Основу нового политического курса составила идея «живого народного самодержавия» путём «единения царя с народом» при апелляции к исконно – национальным чертам русского народа в противовес всему наносному, чужому, иностранному, западному. На практике это означало борьбу против либеральных и революционных воззрений, якобы чуждых русскому национальному характеру. Поддержка всего старого, отжившего, но способствующего устойчивости традиционного социально-политического строя, вроде крестьянской общины, привилегий дворянства и самодержавного образа правления.
Русификация не исчерпывалась только внутренней политикой государства. Она проникла и во внешние формы российской жизни. Проявила себя в новой армейской форме, новых причёсках и новой одежде, стилизованных под народный стиль.

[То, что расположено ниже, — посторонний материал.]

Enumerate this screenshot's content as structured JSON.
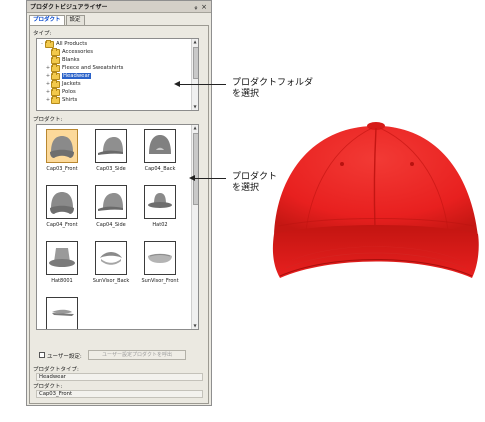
{
  "panel": {
    "title": "プロダクトビジュアライザー",
    "pin_glyph": "ᵩ",
    "close_glyph": "×",
    "tabs": [
      {
        "label": "プロダクト",
        "active": true
      },
      {
        "label": "設定",
        "active": false
      }
    ]
  },
  "type_section": {
    "label": "タイプ:",
    "tree": [
      {
        "label": "All Products",
        "expander": "-",
        "level": 0,
        "selected": false
      },
      {
        "label": "Accessories",
        "expander": "",
        "level": 1,
        "selected": false
      },
      {
        "label": "Blanks",
        "expander": "",
        "level": 1,
        "selected": false
      },
      {
        "label": "Fleece and Sweatshirts",
        "expander": "+",
        "level": 1,
        "selected": false
      },
      {
        "label": "Headwear",
        "expander": "+",
        "level": 1,
        "selected": true
      },
      {
        "label": "Jackets",
        "expander": "+",
        "level": 1,
        "selected": false
      },
      {
        "label": "Polos",
        "expander": "+",
        "level": 1,
        "selected": false
      },
      {
        "label": "Shirts",
        "expander": "+",
        "level": 1,
        "selected": false
      }
    ]
  },
  "product_section": {
    "label": "プロダクト:",
    "items": [
      {
        "caption": "Cap03_Front",
        "shape": "cap-front",
        "selected": true
      },
      {
        "caption": "Cap03_Side",
        "shape": "cap-side",
        "selected": false
      },
      {
        "caption": "Cap04_Back",
        "shape": "cap-back",
        "selected": false
      },
      {
        "caption": "Cap04_Front",
        "shape": "cap-front",
        "selected": false
      },
      {
        "caption": "Cap04_Side",
        "shape": "cap-side",
        "selected": false
      },
      {
        "caption": "Hat02",
        "shape": "hat",
        "selected": false
      },
      {
        "caption": "Hat8001",
        "shape": "bucket",
        "selected": false
      },
      {
        "caption": "SunVisor_Back",
        "shape": "visor-back",
        "selected": false
      },
      {
        "caption": "SunVisor_Front",
        "shape": "visor-front",
        "selected": false
      },
      {
        "caption": "",
        "shape": "visor-side",
        "selected": false
      }
    ]
  },
  "custom": {
    "checkbox_label": "ユーザー設定:",
    "checked": false,
    "button_label": "ユーザー設定プロダクトを呼出"
  },
  "product_type": {
    "label": "プロダクトタイプ:",
    "value": "Headwear"
  },
  "product": {
    "label": "プロダクト:",
    "value": "Cap03_Front"
  },
  "callouts": {
    "folder_line1": "プロダクトフォルダ",
    "folder_line2": "を選択",
    "product_line1": "プロダクト",
    "product_line2": "を選択"
  },
  "preview": {
    "subject": "red baseball cap",
    "color": "#e8201f",
    "shadow_color": "#b8120f"
  },
  "colors": {
    "selection_blue": "#2a62c9",
    "thumb_selected": "#fcd99a",
    "panel_bg": "#ebe9e1"
  }
}
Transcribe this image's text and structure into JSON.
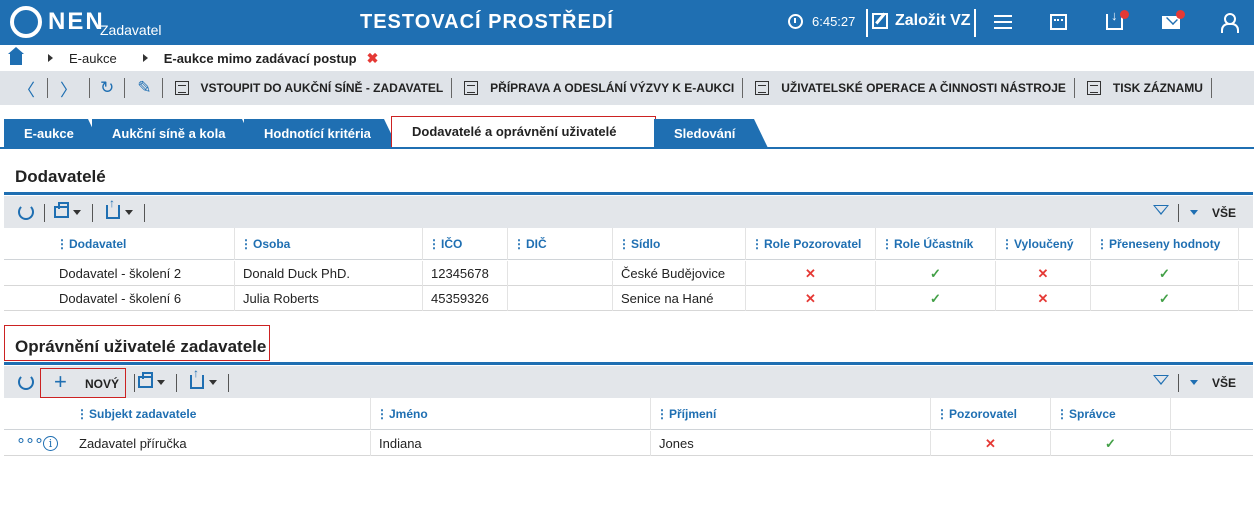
{
  "header": {
    "brand": "NEN",
    "brand_sub": "Zadavatel",
    "environment": "TESTOVACÍ PROSTŘEDÍ",
    "time": "6:45:27",
    "create_label": "Založit VZ",
    "accent": "#1f6fb2",
    "notification_color": "#e53935"
  },
  "breadcrumb": {
    "items": [
      "E-aukce",
      "E-aukce mimo zadávací postup"
    ]
  },
  "actions": {
    "enter_room": "VSTOUPIT DO AUKČNÍ SÍNĚ - ZADAVATEL",
    "prepare": "PŘÍPRAVA A ODESLÁNÍ VÝZVY K E-AUKCI",
    "user_ops": "UŽIVATELSKÉ OPERACE A ČINNOSTI NÁSTROJE",
    "print": "TISK ZÁZNAMU"
  },
  "tabs": [
    {
      "label": "E-aukce"
    },
    {
      "label": "Aukční síně a kola"
    },
    {
      "label": "Hodnotící kritéria"
    },
    {
      "label": "Dodavatelé a oprávnění uživatelé"
    },
    {
      "label": "Sledování"
    }
  ],
  "suppliers": {
    "title": "Dodavatelé",
    "filter_all": "VŠE",
    "columns": [
      "Dodavatel",
      "Osoba",
      "IČO",
      "DIČ",
      "Sídlo",
      "Role Pozorovatel",
      "Role Účastník",
      "Vyloučený",
      "Přeneseny hodnoty"
    ],
    "rows": [
      {
        "dodavatel": "Dodavatel - školení 2",
        "osoba": "Donald Duck PhD.",
        "ico": "12345678",
        "dic": "",
        "sidlo": "České Budějovice",
        "pozorovatel": "✕",
        "ucastnik": "✓",
        "vylouceny": "✕",
        "preneseny": "✓"
      },
      {
        "dodavatel": "Dodavatel - školení 6",
        "osoba": "Julia Roberts",
        "ico": "45359326",
        "dic": "",
        "sidlo": "Senice na Hané",
        "pozorovatel": "✕",
        "ucastnik": "✓",
        "vylouceny": "✕",
        "preneseny": "✓"
      }
    ]
  },
  "authorized": {
    "title": "Oprávnění uživatelé zadavatele",
    "new_label": "NOVÝ",
    "filter_all": "VŠE",
    "columns": [
      "Subjekt zadavatele",
      "Jméno",
      "Příjmení",
      "Pozorovatel",
      "Správce"
    ],
    "rows": [
      {
        "subjekt": "Zadavatel příručka",
        "jmeno": "Indiana",
        "prijmeni": "Jones",
        "pozorovatel": "✕",
        "spravce": "✓"
      }
    ]
  }
}
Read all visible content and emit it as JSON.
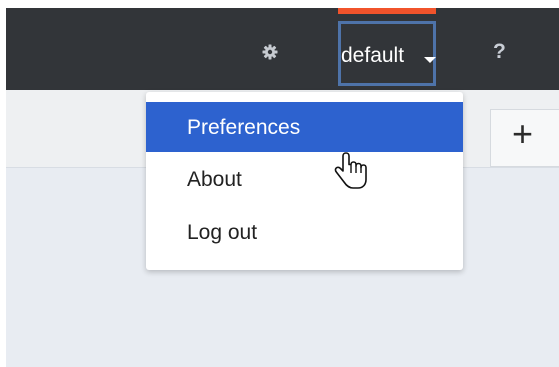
{
  "header": {
    "settings_icon": "gear-icon",
    "user_menu_label": "default",
    "help_label": "?"
  },
  "toolbar": {
    "add_label": "+"
  },
  "user_dropdown": {
    "items": [
      {
        "label": "Preferences",
        "state": "hovered"
      },
      {
        "label": "About"
      },
      {
        "label": "Log out"
      }
    ]
  },
  "colors": {
    "topbar": "#323539",
    "accent": "#f1532b",
    "highlight": "#2d62cf",
    "focus_border": "#4e73a9"
  }
}
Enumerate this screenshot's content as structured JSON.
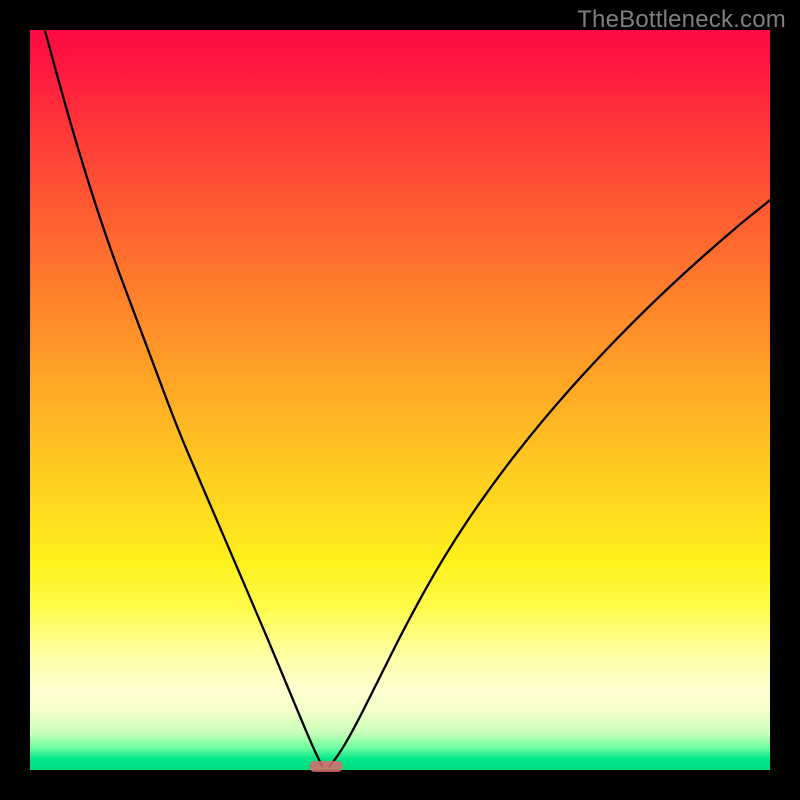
{
  "watermark": "TheBottleneck.com",
  "colors": {
    "frame": "#000000",
    "curve": "#000000",
    "marker": "#d96a6a",
    "watermark_text": "#7f7f7f"
  },
  "chart_data": {
    "type": "line",
    "title": "",
    "xlabel": "",
    "ylabel": "",
    "xlim": [
      0,
      100
    ],
    "ylim": [
      0,
      100
    ],
    "grid": false,
    "legend": false,
    "description": "Two curved branches descending from near the top edges toward a common minimum near the lower-middle-left of the plot, over a rainbow heat gradient background.",
    "series": [
      {
        "name": "left-branch",
        "x": [
          2,
          5,
          8,
          11,
          14,
          17,
          20,
          23,
          26,
          29,
          32,
          34.5,
          37,
          38.5,
          39.5
        ],
        "values": [
          100,
          89,
          79,
          70,
          62,
          54,
          46,
          39,
          32,
          25,
          18,
          12,
          6,
          2.5,
          0.5
        ]
      },
      {
        "name": "right-branch",
        "x": [
          40.5,
          42,
          44,
          47,
          51,
          56,
          62,
          69,
          77,
          86,
          95,
          100
        ],
        "values": [
          0.5,
          2.5,
          6,
          12,
          20,
          29,
          38,
          47,
          56,
          65,
          73,
          77
        ]
      }
    ],
    "marker": {
      "description": "short horizontal rounded segment at the curve minimum",
      "x_center": 40,
      "y": 0,
      "width_pct": 4.5
    },
    "background_gradient": {
      "top": "#ff0944",
      "mid_high": "#ff9a27",
      "mid": "#fef11c",
      "low_band": "#ffffd0",
      "bottom": "#00e07e"
    }
  }
}
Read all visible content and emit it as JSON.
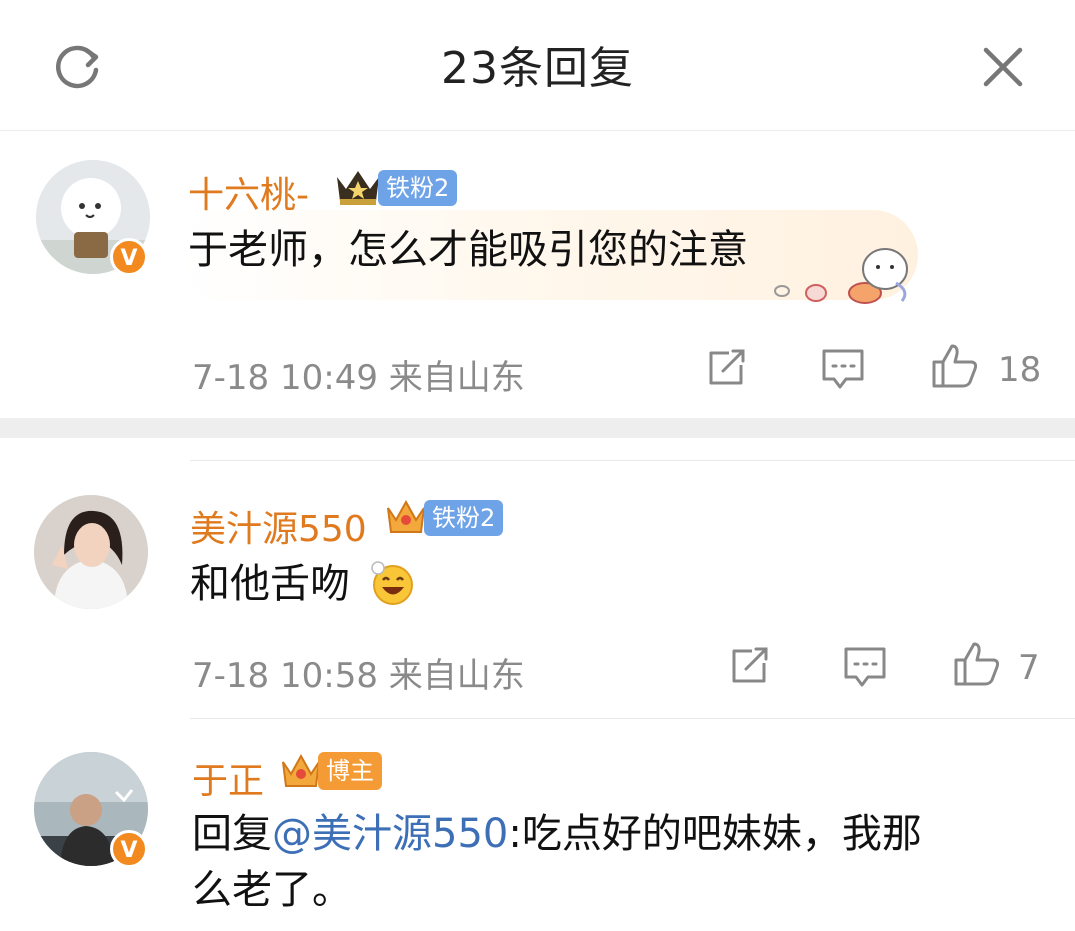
{
  "header": {
    "title": "23条回复"
  },
  "comments": [
    {
      "username": "十六桃-",
      "fan_badge": "铁粉2",
      "text": "于老师，怎么才能吸引您的注意",
      "time_location": "7-18 10:49 来自山东",
      "likes": "18",
      "verified": "V"
    },
    {
      "username": "美汁源550",
      "fan_badge": "铁粉2",
      "text": "和他舌吻",
      "time_location": "7-18 10:58 来自山东",
      "likes": "7"
    },
    {
      "username": "于正",
      "blogger_badge": "博主",
      "reply_prefix": "回复",
      "mention": "@美汁源550",
      "text_line1": ":吃点好的吧妹妹，我那",
      "text_line2": "么老了。",
      "verified": "V"
    }
  ],
  "colors": {
    "username": "#e07a1f",
    "mention": "#3d6fb6",
    "fan_badge": "#6fa3e8",
    "blogger_badge": "#f59b35"
  }
}
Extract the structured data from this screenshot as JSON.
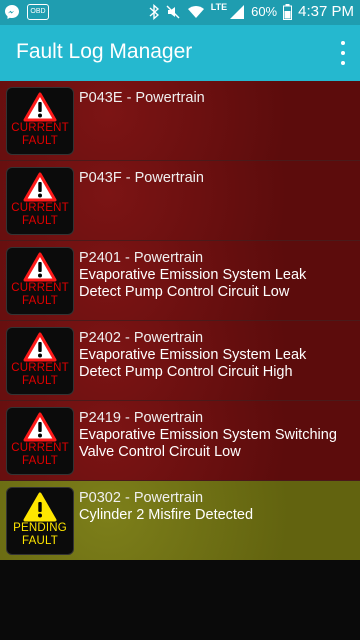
{
  "status_bar": {
    "notif_label": "OBD",
    "network_label": "LTE",
    "battery_pct": "60%",
    "time": "4:37 PM",
    "icons": [
      "messenger-icon",
      "obd-icon",
      "bluetooth-icon",
      "mute-icon",
      "wifi-icon",
      "signal-icon",
      "battery-icon"
    ]
  },
  "app_bar": {
    "title": "Fault Log Manager",
    "menu_icon": "overflow-menu-icon"
  },
  "colors": {
    "status_bar": "#1f9db0",
    "app_bar": "#25b8cf",
    "current_fault_row": "#6e1010",
    "pending_fault_row": "#6f7012",
    "current_badge_text": "#e10000",
    "pending_badge_text": "#ffe600"
  },
  "faults": [
    {
      "code": "P043E - Powertrain",
      "desc": "",
      "badge_line1": "CURRENT",
      "badge_line2": "FAULT",
      "status": "current"
    },
    {
      "code": "P043F - Powertrain",
      "desc": "",
      "badge_line1": "CURRENT",
      "badge_line2": "FAULT",
      "status": "current"
    },
    {
      "code": "P2401 - Powertrain",
      "desc": "Evaporative Emission System Leak Detect Pump Control Circuit Low",
      "badge_line1": "CURRENT",
      "badge_line2": "FAULT",
      "status": "current"
    },
    {
      "code": "P2402 - Powertrain",
      "desc": "Evaporative Emission System Leak Detect Pump Control Circuit High",
      "badge_line1": "CURRENT",
      "badge_line2": "FAULT",
      "status": "current"
    },
    {
      "code": "P2419 - Powertrain",
      "desc": "Evaporative Emission System Switching Valve Control Circuit Low",
      "badge_line1": "CURRENT",
      "badge_line2": "FAULT",
      "status": "current"
    },
    {
      "code": "P0302 - Powertrain",
      "desc": "Cylinder 2 Misfire Detected",
      "badge_line1": "PENDING",
      "badge_line2": "FAULT",
      "status": "pending"
    }
  ]
}
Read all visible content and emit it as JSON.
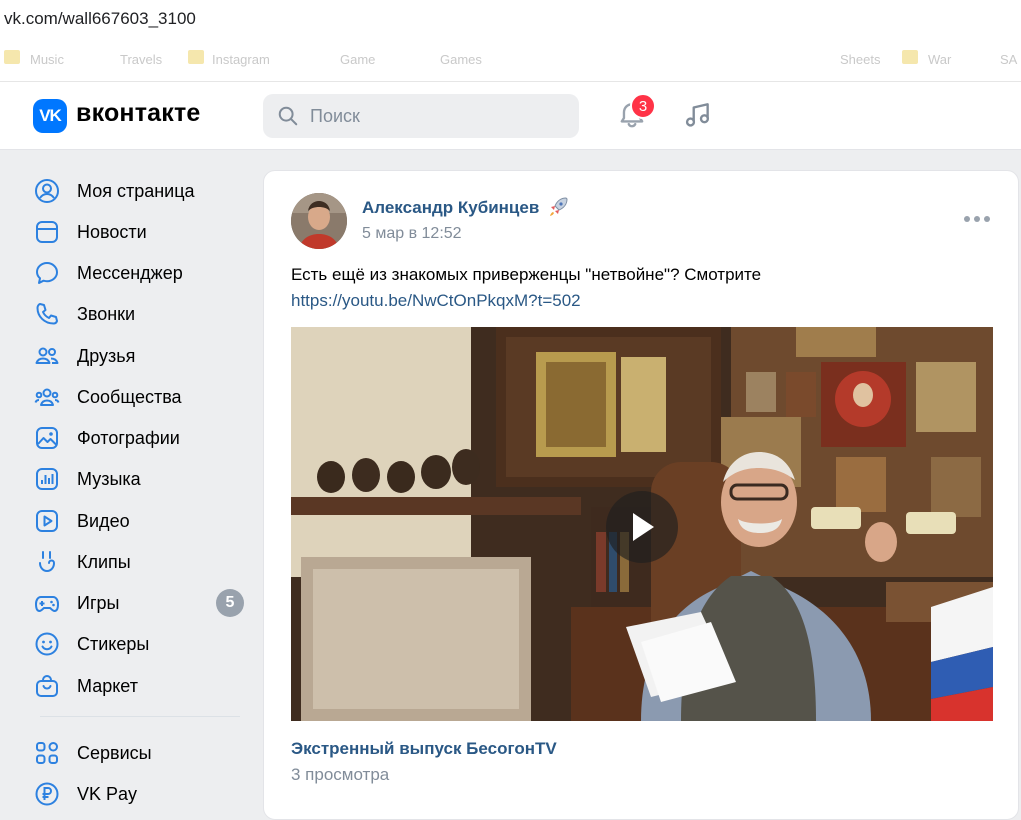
{
  "browser": {
    "url": "vk.com/wall667603_3100",
    "bookmarks": [
      "Music",
      "Travels",
      "Instagram",
      "Game",
      "Games",
      "Sheets",
      "War",
      "SA"
    ]
  },
  "header": {
    "brand": "вконтакте",
    "logo_text": "VK",
    "search_placeholder": "Поиск",
    "notifications_count": "3"
  },
  "sidebar": {
    "items": [
      {
        "label": "Моя страница",
        "icon": "user-circle-icon"
      },
      {
        "label": "Новости",
        "icon": "newsfeed-icon"
      },
      {
        "label": "Мессенджер",
        "icon": "message-icon"
      },
      {
        "label": "Звонки",
        "icon": "phone-icon"
      },
      {
        "label": "Друзья",
        "icon": "friends-icon"
      },
      {
        "label": "Сообщества",
        "icon": "communities-icon"
      },
      {
        "label": "Фотографии",
        "icon": "photo-icon"
      },
      {
        "label": "Музыка",
        "icon": "music-chart-icon"
      },
      {
        "label": "Видео",
        "icon": "video-icon"
      },
      {
        "label": "Клипы",
        "icon": "clips-icon"
      },
      {
        "label": "Игры",
        "icon": "gamepad-icon",
        "badge": "5"
      },
      {
        "label": "Стикеры",
        "icon": "smile-icon"
      },
      {
        "label": "Маркет",
        "icon": "market-bag-icon"
      }
    ],
    "extra_items": [
      {
        "label": "Сервисы",
        "icon": "services-grid-icon"
      },
      {
        "label": "VK Pay",
        "icon": "vkpay-icon"
      }
    ]
  },
  "post": {
    "author": "Александр Кубинцев",
    "date": "5 мар в 12:52",
    "text": "Есть ещё из знакомых приверженцы \"нетвойне\"? Смотрите",
    "link": "https://youtu.be/NwCtOnPkqxM?t=502",
    "video_title": "Экстренный выпуск БесогонTV",
    "video_views": "3 просмотра"
  },
  "colors": {
    "accent": "#0077ff",
    "link": "#2a5885",
    "muted": "#818c99",
    "badge_red": "#ff3347",
    "background": "#edeef0"
  }
}
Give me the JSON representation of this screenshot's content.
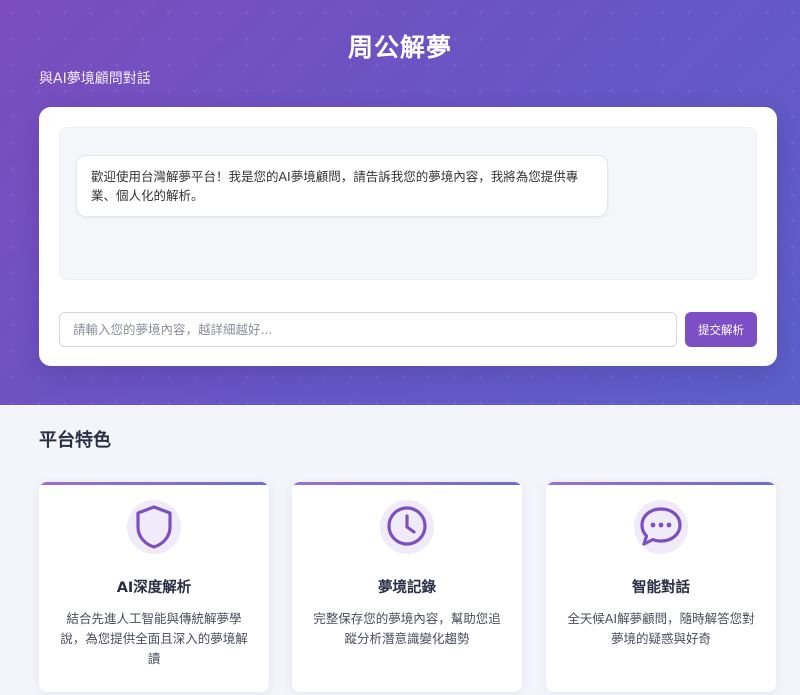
{
  "header": {
    "title": "周公解夢",
    "subtitle": "與AI夢境顧問對話"
  },
  "chat": {
    "bot_message": "歡迎使用台灣解夢平台！我是您的AI夢境顧問，請告訴我您的夢境內容，我將為您提供專業、個人化的解析。",
    "input_placeholder": "請輸入您的夢境內容，越詳細越好...",
    "input_value": "",
    "submit_label": "提交解析"
  },
  "features": {
    "title": "平台特色",
    "items": [
      {
        "icon": "shield-icon",
        "name": "AI深度解析",
        "description": "結合先進人工智能與傳統解夢學說，為您提供全面且深入的夢境解讀"
      },
      {
        "icon": "clock-icon",
        "name": "夢境記錄",
        "description": "完整保存您的夢境內容，幫助您追蹤分析潛意識變化趨勢"
      },
      {
        "icon": "chat-bubble-icon",
        "name": "智能對話",
        "description": "全天候AI解夢顧問，隨時解答您對夢境的疑惑與好奇"
      }
    ]
  },
  "colors": {
    "accent": "#7d4fc4",
    "hero_start": "#7c4dbd",
    "hero_end": "#5c5fc9",
    "icon_stroke": "#7e4fc2",
    "icon_bg": "#efebf8"
  }
}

Для проведения нового политического курса потребовалась новая правительственная команда. И довольно скоро с правительственных постов были удалены сторонники реформ, усилившие свои позиции в последние годы царствования Александра II. На их место пришли другие люди, составившие новую правительственную команду, т.н. «партию контрреформ».
Идейным вдохновителем нового правительственного курса стал обер- прокурор синода К.П. Победоносцев, все помыслы которого были направлены на то, чтобы замедлить выход России из рамок традиционного общества, который открыли для неё реформы 1860-х-1870-х гг.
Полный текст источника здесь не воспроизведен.